🤖 AI Summary
This work addresses the scalability limitations and physical inconsistencies of existing Transformer-based neural rendering methods when generalizing across scenes, which stem from quadratic attention complexity and inadequate adherence to physical principles. To overcome these challenges, we propose a scalable and physically plausible feed-forward neural rendering framework that integrates Physics-Informed Transport Guidance (PITG) attention—incorporating priors from the rendering equation—to enforce global illumination consistency. Coupled with Hierarchical Object-Centric Tokenization (HOCT), our approach enables efficient, multi-scale token representation. The resulting method significantly reduces computational overhead while preserving geometric and radiometric fidelity, thereby enhancing physical consistency, cross-scene generalization, and rendering efficiency. Experiments demonstrate superior performance over state-of-the-art approaches in large-scale, complex scenes.
📝 Abstract
We present RenderFormer++, a scalable and physically grounded feed-forward neural rendering framework for global illumination in mesh scenes. Existing Transformer-based neural rendering methods such as RenderFormer achieve promising cross-scene generalization, but suffer from limited physical consistency and poor scalability due to the quadratic attention complexity of triangle-level tokenization. To address these issues, we introduce Physics-Informed Transport Guidance (PITG), which embeds rendering-equation inductive biases into the attention mechanism and enforces transport consistency loss, enabling physically consistent light transport modeling.
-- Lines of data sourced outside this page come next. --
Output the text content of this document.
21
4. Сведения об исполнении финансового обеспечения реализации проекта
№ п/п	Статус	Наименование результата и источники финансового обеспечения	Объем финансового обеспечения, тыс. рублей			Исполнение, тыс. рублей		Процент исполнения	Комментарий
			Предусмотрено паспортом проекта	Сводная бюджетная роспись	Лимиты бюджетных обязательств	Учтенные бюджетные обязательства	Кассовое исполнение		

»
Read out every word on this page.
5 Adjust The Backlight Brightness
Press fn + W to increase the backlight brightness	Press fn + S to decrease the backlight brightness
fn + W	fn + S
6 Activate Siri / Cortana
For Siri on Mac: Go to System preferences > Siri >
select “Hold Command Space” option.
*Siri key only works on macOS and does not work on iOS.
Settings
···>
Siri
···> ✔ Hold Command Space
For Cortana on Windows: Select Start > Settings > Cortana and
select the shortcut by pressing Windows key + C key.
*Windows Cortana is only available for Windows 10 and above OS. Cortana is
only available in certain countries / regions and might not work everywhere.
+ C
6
We further propose Hierarchical Object-Centric Tokenization (HOCT), which aggregates triangle-level features into compact object-level tokens via cross-attention with learnable queries, substantially reducing computational and memory costs while preserving geometric and radiometric information. Extensive experiments demonstrate that RenderFormer++ achieves scalable, stable, and generalizable feed-forward global illumination rendering across complex large-scale scenes with improved physical accuracy and efficiency over prior neural rendering methods.